With all the hype around the MVP, there seems to be a giant gap in understanding of the actual term and the development process itself. In this post, I'm going to cover some of the cornerstones and misconceptions of the MVP, coming from someone who worked at a company that also got swept up in the beautiful idea of lean startup methodology. Ideally, anyone reading this should walk away with a series of red flags to think about when deciding to build an MVP.
MVP is not about creating a cheap product
One common misconception is that the MVP is just a shoddy version of your product. In reality, an MVP is not some low budget version of your product with chopped off features that you can market ASAP. Consider the MVP as a smart experiment, a stepping stone to your future product that will help you validate your idea in the market and test your value proposition. The MVP may be incomplete, but never of low-quality. If you ship a shoddy MVP, your feedback will be based around the flaws of the MVP, not the idea itself. So, to get quality feedback, make sure to deliver a flawless MVP.

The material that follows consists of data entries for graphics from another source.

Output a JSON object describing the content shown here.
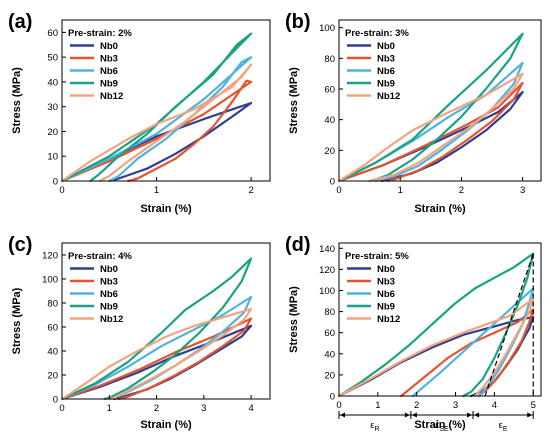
{
  "series_colors": {
    "Nb0": "#2f3f8f",
    "Nb3": "#e2552e",
    "Nb6": "#4fb3e0",
    "Nb9": "#1aa383",
    "Nb12": "#f4a37f"
  },
  "chart_data": [
    {
      "type": "line",
      "label": "(a)",
      "legend_title": "Pre-strain: 2%",
      "xlabel": "Strain (%)",
      "ylabel": "Stress (MPa)",
      "xlim": [
        0,
        2.2
      ],
      "ylim": [
        0,
        65
      ],
      "xticks": [
        0,
        1,
        2
      ],
      "yticks": [
        0,
        10,
        20,
        30,
        40,
        50,
        60
      ],
      "series": [
        {
          "name": "Nb0",
          "x": [
            0,
            0.5,
            1.0,
            1.5,
            2.0,
            1.8,
            1.5,
            1.2,
            0.9,
            0.6,
            0.5
          ],
          "y": [
            0,
            9,
            18,
            25,
            31.5,
            26,
            18,
            11,
            5,
            1,
            0
          ]
        },
        {
          "name": "Nb3",
          "x": [
            0,
            0.5,
            1.0,
            1.5,
            2.0,
            1.95,
            1.8,
            1.6,
            1.4,
            1.2,
            1.0,
            0.8,
            0.7
          ],
          "y": [
            0,
            8,
            17,
            27,
            40,
            40.5,
            32,
            22,
            15,
            9,
            5,
            1,
            0
          ]
        },
        {
          "name": "Nb6",
          "x": [
            0,
            0.5,
            1.0,
            1.5,
            2.0,
            1.9,
            1.7,
            1.4,
            1.1,
            0.8,
            0.6,
            0.5
          ],
          "y": [
            0,
            9,
            19,
            33,
            50,
            48,
            38,
            27,
            17,
            9,
            2,
            0
          ]
        },
        {
          "name": "Nb9",
          "x": [
            0,
            0.5,
            1.0,
            1.5,
            2.0,
            1.85,
            1.6,
            1.2,
            0.9,
            0.6,
            0.4,
            0.3
          ],
          "y": [
            0,
            10,
            23,
            40,
            59.5,
            55,
            43,
            30,
            19,
            10,
            3,
            0
          ]
        },
        {
          "name": "Nb12",
          "x": [
            0,
            0.3,
            0.7,
            1.0,
            1.4,
            1.8,
            2.0,
            1.9,
            1.6,
            1.3,
            1.0,
            0.7,
            0.5,
            0.4
          ],
          "y": [
            0,
            8,
            17,
            23,
            29,
            38,
            47,
            42,
            33,
            24,
            16,
            8,
            2,
            0
          ]
        }
      ]
    },
    {
      "type": "line",
      "label": "(b)",
      "legend_title": "Pre-strain: 3%",
      "xlabel": "Strain (%)",
      "ylabel": "Stress (MPa)",
      "xlim": [
        0,
        3.3
      ],
      "ylim": [
        0,
        105
      ],
      "xticks": [
        0,
        1,
        2,
        3
      ],
      "yticks": [
        0,
        20,
        40,
        60,
        80,
        100
      ],
      "series": [
        {
          "name": "Nb0",
          "x": [
            0,
            0.7,
            1.4,
            2.1,
            2.6,
            3.0,
            2.8,
            2.4,
            2.0,
            1.6,
            1.2,
            0.8,
            0.7
          ],
          "y": [
            0,
            10,
            22,
            35,
            45,
            58,
            47,
            33,
            22,
            12,
            5,
            1,
            0
          ]
        },
        {
          "name": "Nb3",
          "x": [
            0,
            0.7,
            1.4,
            2.1,
            2.6,
            3.0,
            2.85,
            2.5,
            2.1,
            1.7,
            1.3,
            0.9,
            0.8
          ],
          "y": [
            0,
            10,
            23,
            37,
            48,
            64,
            53,
            39,
            27,
            16,
            7,
            1,
            0
          ]
        },
        {
          "name": "Nb6",
          "x": [
            0,
            0.6,
            1.2,
            1.8,
            2.4,
            3.0,
            2.85,
            2.5,
            2.1,
            1.7,
            1.3,
            0.9,
            0.7,
            0.6
          ],
          "y": [
            0,
            12,
            26,
            42,
            56,
            77,
            63,
            47,
            33,
            21,
            10,
            3,
            1,
            0
          ]
        },
        {
          "name": "Nb9",
          "x": [
            0,
            0.6,
            1.2,
            1.8,
            2.4,
            3.0,
            2.8,
            2.4,
            2.0,
            1.6,
            1.2,
            0.8,
            0.6,
            0.5
          ],
          "y": [
            0,
            12,
            27,
            50,
            72,
            96,
            80,
            60,
            42,
            27,
            14,
            4,
            1,
            0
          ]
        },
        {
          "name": "Nb12",
          "x": [
            0,
            0.4,
            0.8,
            1.2,
            1.8,
            2.4,
            3.0,
            2.85,
            2.5,
            2.1,
            1.7,
            1.3,
            0.9,
            0.6,
            0.5
          ],
          "y": [
            0,
            10,
            22,
            33,
            45,
            56,
            70,
            60,
            47,
            34,
            23,
            12,
            4,
            1,
            0
          ]
        }
      ]
    },
    {
      "type": "line",
      "label": "(c)",
      "legend_title": "Pre-strain: 4%",
      "xlabel": "Strain (%)",
      "ylabel": "Stress (MPa)",
      "xlim": [
        0,
        4.4
      ],
      "ylim": [
        0,
        130
      ],
      "xticks": [
        0,
        1,
        2,
        3,
        4
      ],
      "yticks": [
        0,
        20,
        40,
        60,
        80,
        100,
        120
      ],
      "series": [
        {
          "name": "Nb0",
          "x": [
            0,
            0.8,
            1.6,
            2.4,
            3.2,
            4.0,
            3.8,
            3.3,
            2.8,
            2.3,
            1.8,
            1.3,
            1.1
          ],
          "y": [
            0,
            10,
            22,
            36,
            48,
            61,
            52,
            40,
            28,
            17,
            8,
            2,
            0
          ]
        },
        {
          "name": "Nb3",
          "x": [
            0,
            0.8,
            1.6,
            2.4,
            3.2,
            4.0,
            3.85,
            3.4,
            2.9,
            2.4,
            1.9,
            1.4,
            1.2
          ],
          "y": [
            0,
            11,
            24,
            39,
            52,
            67,
            57,
            44,
            31,
            20,
            10,
            2,
            0
          ]
        },
        {
          "name": "Nb6",
          "x": [
            0,
            0.7,
            1.4,
            2.1,
            2.8,
            3.4,
            4.0,
            3.85,
            3.4,
            2.9,
            2.4,
            1.9,
            1.4,
            1.1,
            1.0
          ],
          "y": [
            0,
            12,
            27,
            44,
            58,
            70,
            85,
            72,
            56,
            41,
            28,
            16,
            6,
            1,
            0
          ]
        },
        {
          "name": "Nb9",
          "x": [
            0,
            0.7,
            1.4,
            2.1,
            2.6,
            3.2,
            3.6,
            4.0,
            3.8,
            3.4,
            2.9,
            2.4,
            1.9,
            1.4,
            1.0,
            0.9
          ],
          "y": [
            0,
            13,
            31,
            55,
            74,
            90,
            102,
            117,
            98,
            76,
            55,
            37,
            22,
            9,
            1,
            0
          ]
        },
        {
          "name": "Nb12",
          "x": [
            0,
            0.5,
            1.0,
            1.6,
            2.2,
            2.8,
            3.4,
            4.0,
            3.85,
            3.4,
            2.9,
            2.4,
            1.9,
            1.4,
            1.1,
            1.0
          ],
          "y": [
            0,
            13,
            27,
            40,
            52,
            61,
            68,
            75,
            66,
            53,
            40,
            28,
            17,
            7,
            1,
            0
          ]
        }
      ]
    },
    {
      "type": "line",
      "label": "(d)",
      "legend_title": "Pre-strain: 5%",
      "xlabel": "Strain (%)",
      "ylabel": "Stress (MPa)",
      "xlim": [
        0,
        5.2
      ],
      "ylim": [
        0,
        145
      ],
      "xticks": [
        0,
        1,
        2,
        3,
        4,
        5
      ],
      "yticks": [
        0,
        20,
        40,
        60,
        80,
        100,
        120,
        140
      ],
      "series": [
        {
          "name": "Nb0",
          "x": [
            0,
            0.8,
            1.6,
            2.4,
            3.2,
            4.0,
            4.6,
            5.0,
            4.9,
            4.6,
            4.3,
            4.0,
            3.7,
            3.4
          ],
          "y": [
            0,
            15,
            32,
            46,
            58,
            66,
            72,
            75,
            64,
            44,
            28,
            14,
            5,
            0
          ]
        },
        {
          "name": "Nb3",
          "x": [
            1.6,
            2.2,
            2.8,
            3.4,
            4.0,
            4.6,
            5.0,
            4.9,
            4.7,
            4.4,
            4.1,
            3.8,
            3.6
          ],
          "y": [
            0,
            18,
            36,
            50,
            60,
            70,
            82,
            70,
            52,
            34,
            18,
            6,
            0
          ]
        },
        {
          "name": "Nb6",
          "x": [
            1.9,
            2.6,
            3.2,
            3.8,
            4.4,
            5.0,
            4.9,
            4.7,
            4.4,
            4.1,
            3.8,
            3.6
          ],
          "y": [
            0,
            22,
            42,
            62,
            82,
            102,
            88,
            66,
            44,
            24,
            8,
            0
          ]
        },
        {
          "name": "Nb9",
          "x": [
            0,
            0.6,
            1.2,
            1.8,
            2.4,
            3.0,
            3.5,
            4.0,
            4.5,
            5.0,
            4.85,
            4.6,
            4.3,
            4.0,
            3.7,
            3.4,
            3.2
          ],
          "y": [
            0,
            14,
            30,
            48,
            68,
            88,
            102,
            112,
            122,
            135,
            112,
            86,
            60,
            36,
            16,
            4,
            0
          ]
        },
        {
          "name": "Nb12",
          "x": [
            0,
            0.8,
            1.6,
            2.4,
            3.2,
            3.8,
            4.4,
            5.0,
            4.9,
            4.6,
            4.3,
            4.0,
            3.7,
            3.5
          ],
          "y": [
            0,
            16,
            33,
            48,
            60,
            68,
            76,
            92,
            80,
            60,
            40,
            22,
            8,
            0
          ]
        }
      ],
      "region_labels": [
        "ε_R",
        "ε_SE",
        "ε_E"
      ],
      "region_boundaries": [
        1.85,
        3.45
      ]
    }
  ]
}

Often times, founders get stuck on the “minimum” part of the MVP and ignore the “viable”, which in itself is the key component of the process. Minimum stands for the fundamental feature, or a set of features that are central to your product. Viable means something that provides value to a customer in a way that makes sense for your business. If your idea doesn't bring value to the user, it's not viable. If it provides value to the customer, but not your business, then you need to reevaluate it. If your idea brings value to the customer and is feasible for your business - congrats, you nailed it.
Focus on benefits instead of features
Alright, so a well developed MVP brings purpose and value. When shaping the MVP, concentrate on the benefits it yields to the user and not the list of features that define the MVP. This is especially relevant when you're presenting your idea to investors and early adopters. Don't just talk about the technical side of things, focus on the problem the product solves and the advantages it brings to the customer. It takes just one sentence to communicate a good idea and have people believe in it.
I also found this to be a good trick when selecting a development team. While communicating your idea, limit your description to a single fundamental benefit. Good teams will brainstorm, question and debate your idea, and if it's good - they will take care of the scoping themselves. Remember, an MVP is mostly about brainstorming and finding that right product/market fit. Coding is the easy part, which brings us to the next point.
Don't start with the code
For many startups, coding is a comfort zone they try to hide in to avoid the harsh realities of the market. Analytics can get boring as hell, so it's very tempting to jump straight to the fun part. But before you get into architecting and coding the MVP, start with simple tools to test the ground. Here's a great example - put together a landing page with a simple pre sign-up form and run Facebook ads for a week or two. This will cost you about 100 bucks, and should provide a reasonable amount of metrics to start evaluating traction.
Avoid package deals
So now that you've crystalized your value proposition, tested the market and received positive responses from early adopters, it's time to get to the fun part. You may choose to develop the MVP in house (if you have the resources) or outsource it. Now, I won't get into the specifics of recruiting in this post, but there is one thing you should avoid and that's MVP package deals.
With all the hype around MVPs there are hundreds of companies that offer rapid MVP development services. To stay competitive and differentiate themselves from the others, many of them offer package deals. The price ranges from 5K to 30K depending on the project, startup funding stage, and scope of services. This may sound transparent and tempting at first glance, but teams that offer MVP in a box misunderstand the whole concept of MVP. The MVP is 70% brainstorming and strategy, and only 30% coding. These companies use cheap resources to code a mediocre prototype based on your scoping document. They miss out on the most important part of the process - the brainstorming.